A conversa avança em círculos. A memória atraiçoa-o vezes sem conta. As horas vão passando, e a cerveja já não o satisfaz. A voz fica entaramelada. Pede um whisky ainda na esplanada do restaurante que lhe serve de cantina. Já são quase seis da tarde. Pensa naquilo que o motivava. Aí não tem dúvidas: "Sexo, drogas e rock'n'roll." Agradava-lhe a ideia do tipo com uma guitarra às costas. "Põe-se a guitarra no colo, faz-se uma esplanada, tira-se uns dinheiros, engata-se umas miúdas, há sempre copos." Não fala de um ideal de vida, muito menos de uma filosofia, que diz nem ter. "Mas esta vida não a aconselho a ninguém. A não ser a quem nasça para isto. Eu nasci para isto e hei-de morrer com isto. Nasci para tocar. Estou de directa, mas se calhar, daqui a duas horas, estou a tocar aí com uns amigos, a fazer uma jam. Felizmente, tenho dois pianos, um de cauda e um curto, tenho uma data de guitarras, é pegar numa e dizer: 'Olha, é esta.'" Não está longe da verdade. Pouco mais de uma hora e meia depois, está em casa a tocar com Lourenço, "um afilhado", acabado de chegar de Nova Iorque, quatro dias a tocar na rua. "Enquanto eu tiver dedinhos e meia de voz, posso sempre recitar", declara.
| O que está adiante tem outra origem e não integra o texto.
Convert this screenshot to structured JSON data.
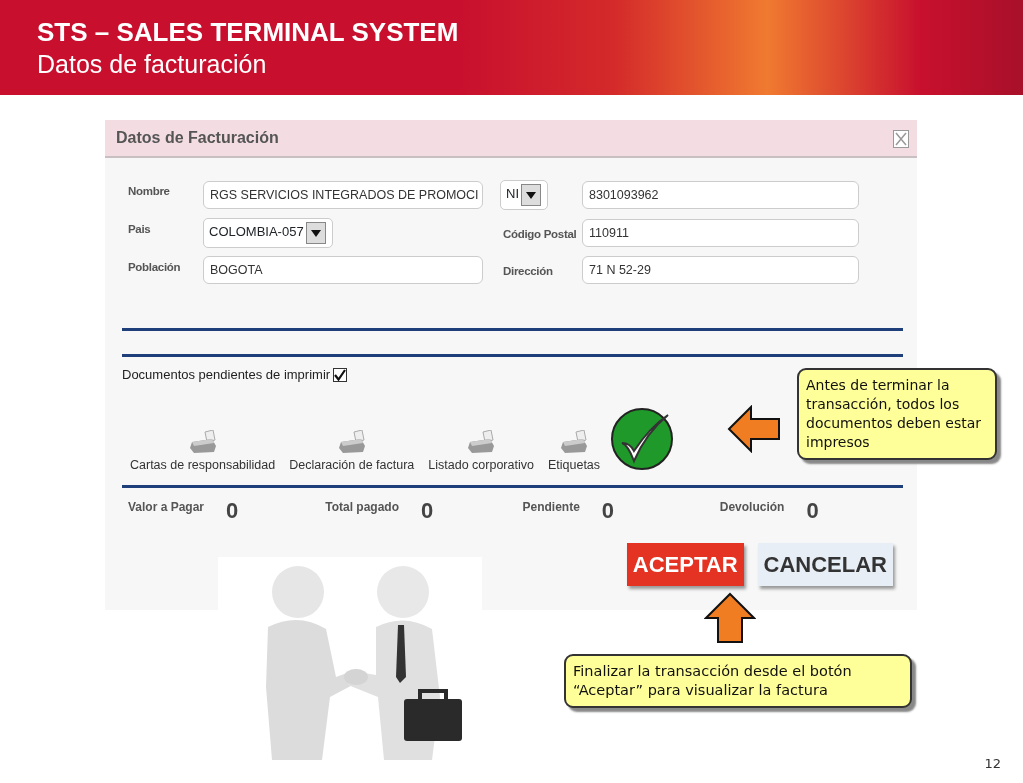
{
  "slide": {
    "title": "STS – SALES  TERMINAL SYSTEM",
    "subtitle": "Datos de facturación",
    "page_number": "12"
  },
  "dialog": {
    "title": "Datos de Facturación",
    "rows": [
      {
        "label": "Nombre",
        "value": "RGS SERVICIOS INTEGRADOS DE PROMOCI",
        "select": "NI",
        "value2": "8301093962"
      },
      {
        "label": "Pais",
        "select": "COLOMBIA-057",
        "label2": "Código Postal",
        "value2": "110911"
      },
      {
        "label": "Población",
        "value": "BOGOTA",
        "label2": "Dirección",
        "value2": "71 N 52-29"
      }
    ],
    "pending": {
      "label": "Documentos pendientes de imprimir",
      "checked": true
    },
    "documents": [
      "Cartas de responsabilidad",
      "Declaración de factura",
      "Listado corporativo",
      "Etiquetas"
    ],
    "totals": [
      {
        "label": "Valor a Pagar",
        "value": "0"
      },
      {
        "label": "Total pagado",
        "value": "0"
      },
      {
        "label": "Pendiente",
        "value": "0"
      },
      {
        "label": "Devolución",
        "value": "0"
      }
    ],
    "buttons": [
      {
        "label": "ACEPTAR",
        "kind": "primary"
      },
      {
        "label": "CANCELAR",
        "kind": "secondary"
      }
    ]
  },
  "callouts": [
    {
      "text": "Antes de terminar la transacción, todos los documentos deben estar impresos"
    },
    {
      "text": "Finalizar la transacción desde el botón “Aceptar” para visualizar la factura"
    }
  ]
}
É o momento de viragem no seu discurso cheio de curvas. Será que a vida continua a ser uma festa? Será que não tem agruras? "Então não há agruras. Não durmo, tenho uma barriga de que não gosto, uma pele que não é a minha. Estou preso a um triângulo que me assusta: cabeça, fígado e pele. Bebo muito, fumo muito. Não sei que medicamentos posso tomar para tratar cada vértice desse triângulo e que não interfiram uns com os outros. Isso preocupa-me. Tenho de sair daqui. É dermatologista na terça, psiquiatra na quarta, análise ao fígado na quinta. Testes e mais testes. Não tenho ajuda se não souber o que é que me está a fazer mal." Mesmo assim, responde que não à pergunta se gostava de deixar o álcool. "Não. Deixar, deixar... Nem o meu psiquiatra me aconselha. Não se pode parar de um momento para o outro. Na quantidade que eu bebo, parar faz mal. Deixar o álcool para sempre também não quero. Reduzir... talvez. Amanhã menos dois copos, depois de amanhã menos três. Com a vida que eu tenho, é tão complicado..."
A preocupação cola-se-lhe à expressão. Não o larga durante bastante tempo. Gostava que alguém o encorajasse. Pede ajuda para o ar. "Alguém que me desvie do álcool, que me faça não ter vontade de beber isto. Estou aqui há não sei quanto tempo a falar disto... É uma chatice, torna-se uma chatice. Se fosse num bom jantar e estivesse a beber um bom vinho, gostava, gosto disso, gosto da vida. Mas assim é horrível."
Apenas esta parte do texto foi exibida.